DePasquale, a Democrat, said he would conduct hearings in the coming months to develop the report, which is expected to be completed by this summer. The research, he said earlier this month, would focus on how state government has reacted to climate change and identify ways it can better prepare for the future.

“Beyond the obvious public safety concerns related to flooding and infrastructure damage, a changing climate will impact health, transportation, agriculture, forestry, tourism — from farms to cities, a whole host of issues,” DePasquale said. “These factors will have the potential to create new burdens on taxpayers and disrupt our economy.”

In unveiling his plans to author the report, DePasquale criticized President Trump’s lack of efforts to address the issue. He pointed to the administration’s recently released Fourth National Climate Assessment, which involved multiple federal agencies and hundreds of scientists, as evidence that the state needs to do more to prepare for environmental changes. Trump has expressed skepticism over the assessment’s findings.

In the Northeast, DePasquale’s office said, the climate report cited threats to public health and safety from extreme heat and flooding, severe weather impacts on the region’s energy infrastructure and significant problems for parts of the state economy, such as farming.

Although unrelated, DePasquale’s announcement came after the Philadelphia-based Clean Air Council (CAC), along with more than 50 other businesses, organizations, universities and individuals, submitted a rulemaking petition to the state Environmental Quality Board (EQB) to establish a cap-and-trade program aimed at eliminating greenhouse gas (GHG) emissions from major sources by 2052.

Both the report and CAC’s proposal are likely to be met with opposition in a state that ranks among the nation’s leading energy producers. Pennsylvania is the country’s second largest natural gas producer. It produced 5.5 Tcf last year, behind only Texas, which churned out 8 Tcf, according to data compiled by the state’s Independent Fiscal Office.

The state also is the nation’s third largest coal producer, fourth largest electricity producer and it’s among the top-20 crude oil producers in the country, according to the Energy Information Administration.

The CAC said a rare environmental rights amendment in the state’s constitution requires state government to act on its proposal.

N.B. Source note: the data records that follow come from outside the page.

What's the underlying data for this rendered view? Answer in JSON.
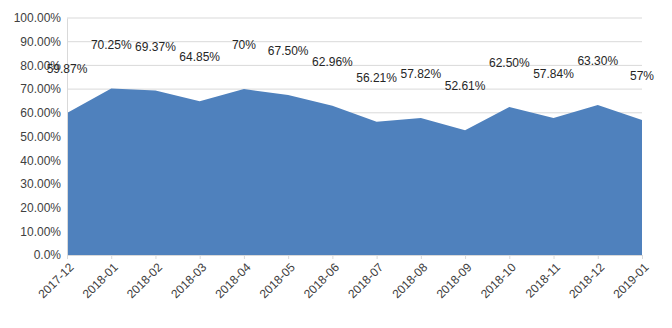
{
  "chart_data": {
    "type": "area",
    "categories": [
      "2017-12",
      "2018-01",
      "2018-02",
      "2018-03",
      "2018-04",
      "2018-05",
      "2018-06",
      "2018-07",
      "2018-08",
      "2018-09",
      "2018-10",
      "2018-11",
      "2018-12",
      "2019-01"
    ],
    "values": [
      59.87,
      70.25,
      69.37,
      64.85,
      70,
      67.5,
      62.96,
      56.21,
      57.82,
      52.61,
      62.5,
      57.84,
      63.3,
      57
    ],
    "value_labels": [
      "59.87%",
      "70.25%",
      "69.37%",
      "64.85%",
      "70%",
      "67.50%",
      "62.96%",
      "56.21%",
      "57.82%",
      "52.61%",
      "62.50%",
      "57.84%",
      "63.30%",
      "57%"
    ],
    "color": "#4f81bd",
    "data_labels": true,
    "grid": true,
    "ylim": [
      0,
      100
    ],
    "yticks": [
      {
        "value": 0,
        "label": "0.0%"
      },
      {
        "value": 10,
        "label": "10.00%"
      },
      {
        "value": 20,
        "label": "20.00%"
      },
      {
        "value": 30,
        "label": "30.00%"
      },
      {
        "value": 40,
        "label": "40.00%"
      },
      {
        "value": 50,
        "label": "50.00%"
      },
      {
        "value": 60,
        "label": "60.00%"
      },
      {
        "value": 70,
        "label": "70.00%"
      },
      {
        "value": 80,
        "label": "80.00%"
      },
      {
        "value": 90,
        "label": "90.00%"
      },
      {
        "value": 100,
        "label": "100.00%"
      }
    ]
  }
}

“Given the considerable authority and flexibility under the state’s Air Pollution Control Act, Pennsylvania has broad legal authority to enact the proposed regulation under existing law,” CAC added. “The EQB petition process offers a clear path forward for such a regulation to be reviewed and adopted.”

The proposed regulation would establish a program in which emissions from covered sources of GHG emissions would be capped. The cap would decline each year by an amount equal to 3% of 2016 emissions, starting in 2018, which CAC said would put the state on track to achieve carbon neutrality by 2052.

The efforts come as the oil and gas industry in the state continues to work with Gov. Tom Wolf’s administration on his broad plan to reduce industry emissions, some of which has already been implemented.

While several industry-related pollutants have dropped considerably, year/year methane emissions and volatile organic compounds from unconventional natural gas well sites and midstream facilities in the state increased in 2015, according to the state Department of Environmental Protection’s (DEP) latest air emissions inventory. Environmental groups want more done on the issue as they’ve contended that the industry is emitting more than is reported to the state.

The DEP is reviewing the CAC’s petition to determine if it meets the standards for EQB’s consideration. If it does go before the board, then members would have to vote on whether to advance it for further study.